Led by agtech platform Mayani and insurtech firm Hillridge Technology, the pilot offers parametric climate protection.
The index-based insurance uses satellite-derived climate data, including wind speed, wave height, and rainfall, to trigger rapid payouts when extreme weather prevents fishing.
Based on those parameters, the insurance automatically triggers payouts when extreme weather prevents fishing.
At the same time, the initiative offers structured offtake agreements, giving fisherfolk predictable demand and fairer pricing.
“We saw that smallholder income instability drives climate risk exposure and negative coping activities by our rural fisherfolk. Thus, Mayani is pushing for climate adaptation interventions that address the need for income predictability, not just timely climate information or post-disaster recovery support.

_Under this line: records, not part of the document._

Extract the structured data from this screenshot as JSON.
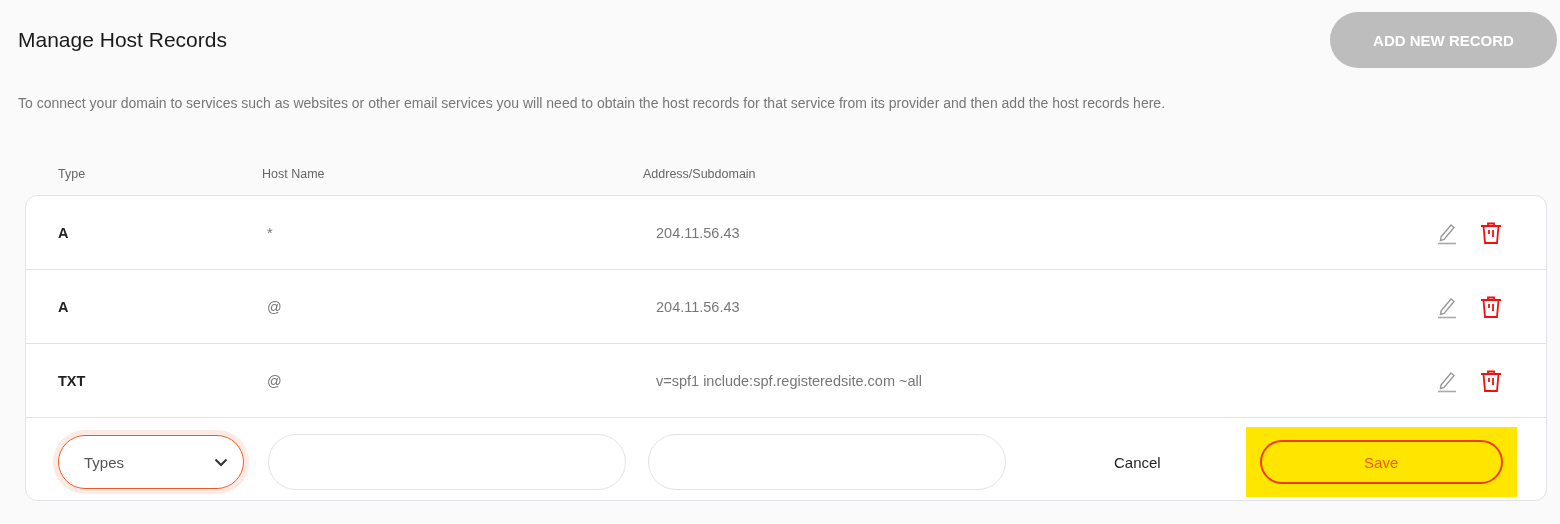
{
  "title": "Manage Host Records",
  "add_button": {
    "label": "ADD NEW RECORD",
    "disabled": true
  },
  "description": "To connect your domain to services such as websites or other email services you will need to obtain the host records for that service from its provider and then add the host records here.",
  "table": {
    "columns": [
      "Type",
      "Host Name",
      "Address/Subdomain"
    ],
    "rows": [
      {
        "type": "A",
        "host": "*",
        "address": "204.11.56.43"
      },
      {
        "type": "A",
        "host": "@",
        "address": "204.11.56.43"
      },
      {
        "type": "TXT",
        "host": "@",
        "address": "v=spf1 include:spf.registeredsite.com ~all"
      }
    ]
  },
  "new_record": {
    "type_select": {
      "placeholder": "Types",
      "focused": true
    },
    "cancel": "Cancel",
    "save": {
      "label": "Save",
      "highlighted": true
    }
  }
}
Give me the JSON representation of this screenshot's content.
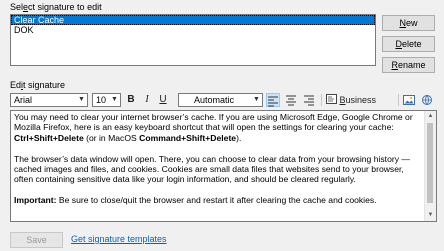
{
  "select_label_prefix": "Sel",
  "select_label_accel": "e",
  "select_label_suffix": "ct signature to edit",
  "signatures": [
    "Clear Cache",
    "DOK"
  ],
  "buttons": {
    "new_accel": "N",
    "new_rest": "ew",
    "delete_accel": "D",
    "delete_rest": "elete",
    "rename_accel": "R",
    "rename_rest": "ename",
    "save": "Save"
  },
  "edit_label_prefix": "Ed",
  "edit_label_accel": "i",
  "edit_label_suffix": "t signature",
  "toolbar": {
    "font": "Arial",
    "size": "10",
    "bold": "B",
    "italic": "I",
    "underline": "U",
    "color": "Automatic",
    "business_card_accel": "B",
    "business_card_rest": "usiness Card"
  },
  "body": {
    "p1_a": "You may need to clear your internet browser’s cache.  If you are using Microsoft Edge, Google Chrome or Mozilla Firefox, here is an easy keyboard shortcut that will open the settings for clearing your cache: ",
    "p1_b": "Ctrl+Shift+Delete",
    "p1_c": " (or in MacOS ",
    "p1_d": "Command+Shift+Delete",
    "p1_e": ").",
    "p2": "The browser’s data window will open. There, you can choose to clear data from your browsing history — cached images and files, and cookies. Cookies are small data files that websites send to your browser, often containing sensitive data like your login information, and should be cleared regularly.",
    "p3_a": "Important:",
    "p3_b": " Be sure to close/quit the browser and restart it after clearing the cache and cookies."
  },
  "templates_link": "Get signature templates",
  "colors": {
    "selection": "#0078d7",
    "link": "#0563c1"
  }
}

Fundamentally, integrated financial and market mechanisms are crucial enablers of adaptive behavior,” said Ochie San Juan, co-founder and chief farmer of Mayani.
The pilot will run for a year in in two administrative division within the province of Batangas with the aim to expand the program nationwide if successful.
It is backed by The UK’s Foreign, Commonwealth, and Development Office through the Frontier Tech Hub.
The funding is characterised as risk-tolerant catalytic capital, designed to test frontier innovations and generate evidence that could crowd in larger-scale private investment.
A shield for fisherfolk
Around 1.2 million small-scale fisherfolk in the Philippines are vulnerable to extreme weather events, yet only 2 per cent have any form of risk transfer protection.
The Philippines has experienced an increasing trend in super-typhoons, highlighted JT Solis, co-founder and CEO of Mayani.
“We belong to the typhoon belt, and we get about 20 to 25 typhoons a year with each subsequent typhoon actually becoming stronger than the previous one,” he told AgTechNavigator.
When intense wind speeds, waves, and rainfall, fisherfolk are physically unable or legally prohibited from going out to sea.
San Juan emphasised the importance of timely insurance payouts in those events, stressing that conventional insurance usually required post-event damage assessments.
While land-based farmers in the Philippines can access crop insurance through the Philippine Crop Insurance Corporation, coverage for fisherfolk is limited and structurally inadequate.
For fisherfolk, that means visible and assessable damages, such as destroyed homes or infrastructure are required. Moreover, claim processing can take six months to one year.
Sometimes, lost fishing days due to high waves do not leave easily measurable physical damage, making these insurance models poorly suited to fisheries.
San Juan emphasised the financial fragility of fisher households. An estimated US$4 a day per child is often the minimum required to cover basic schooling costs for a child, including transport and meals
This seemingly small daily requirement exerts intense financial pressure on fishing families, said San Juan.
“Sometimes they go out to sea despite high waves and strong winds. They risk their lives to avoid losing their daily income. When they are prevented from fishing, many resort to negative coping strategies, including borrowing from informal lenders charging interest rates as high as 1 per cent per day,” said San Juan.
A key part of the pilot project will be to find out whether fisherfolk are both willing and able to pay for parametric insurance.
Bringing stability
In addition, the fisherfolk will be connected to hotels, supermarkets, and food processors through Mayani, which helps to secure more stable and predictable incomes.
“When it comes to smallholder climate adaptation, development interventions should not just focus on short-term recovery, but also on long-term transformation,” said Solis.
Solis believes building resilience for this community is not merely about post-disaster recovery, but empowering these fishing families to recover, adapt, and cope in the face of recurring extreme weather events.
“This is the reason why the innovation we’re testing is a dual resilience approach, where we combine market access with parametric insurance, so that if an extreme weather event prevents them from fishing within the 15-kilometre municipal zone, there is a way to transfer that risk to an insurer and trigger a claim payout. Because the lived reality is that every day of fishing really counts.”
Beyond insurance and market linkage, the project recognised the need for income diversification.
Typhoons can persist for extended periods, sometimes two weeks or more, and fishing becomes impossible. In such times, affected fishers often take on side jobs in different sectors, such as construction.
To address this, the project aims to propose income diversification, such as engaging in crop production or encouraging women to expand into value-added processing, such as bottled or preserved fish products.